Serving Pattern: Request-Response via a microservice.

Multi-Stage Ranking:

Filtering: Hard constraints (Is the restaurant open? Is the user in range?).

Retrieval: Two-tower ANN search (Top 200).

Ranking: DeepFM scoring (Top 50).

Re-Ranking: Business logic (Promotions, Diversification to ensure cuisine variety).

Reliability: Fallback to "Popularity in Neighborhood" if the ranking service times out.

Evaluation Pipeline

Offline: AUC for binary classification; NDCG@10 for ranking quality.

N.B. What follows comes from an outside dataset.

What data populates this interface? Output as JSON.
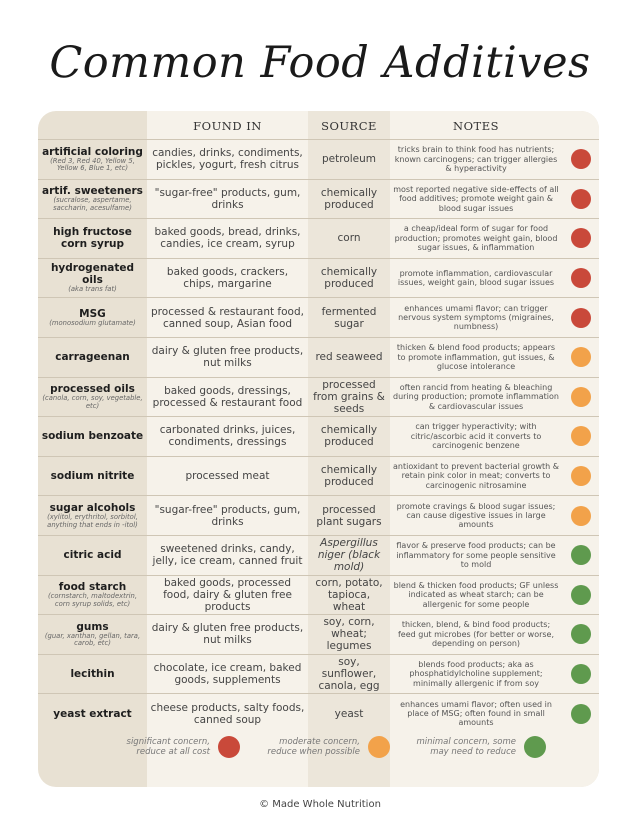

Online: A/B testing against a "control" model. Primary metric: Orders per Session. Secondary: Order Cancel Rate (if the model pushes high-ETA restaurants).

Monitoring Pipeline

Data Monitoring: Track "Feature Integrity." If the "User Location" feature starts coming in as null, trigger an alert immediately.

Model Monitoring: Monitor the Prediction Mean. If the average

P(\text{order})

drops significantly, the model may be stale.

Drift: Use Population Stability Index (PSI) to detect distribution shifts in user behavior (e.g., during holidays).

Wrap Up

Final Evaluation

Feedback Loop: Order outcomes (success/fail) are joined back to features in near real-time to update the model.

Trade-offs:

Accuracy vs. Latency: A massive Transformer would be more accurate but would exceed the 200ms budget. DeepFM provides the best balance.

Personalization vs. Exploration: Dedicate 5% of the list to "new" restaurants to solve the merchant cold-start problem.

Distinguishing Insights: In food delivery, the "Re-order" signal is incredibly strong. A "Frequently Ordered" feature often provides a 10%+ lift in AUC compared to any complex deep learning architecture.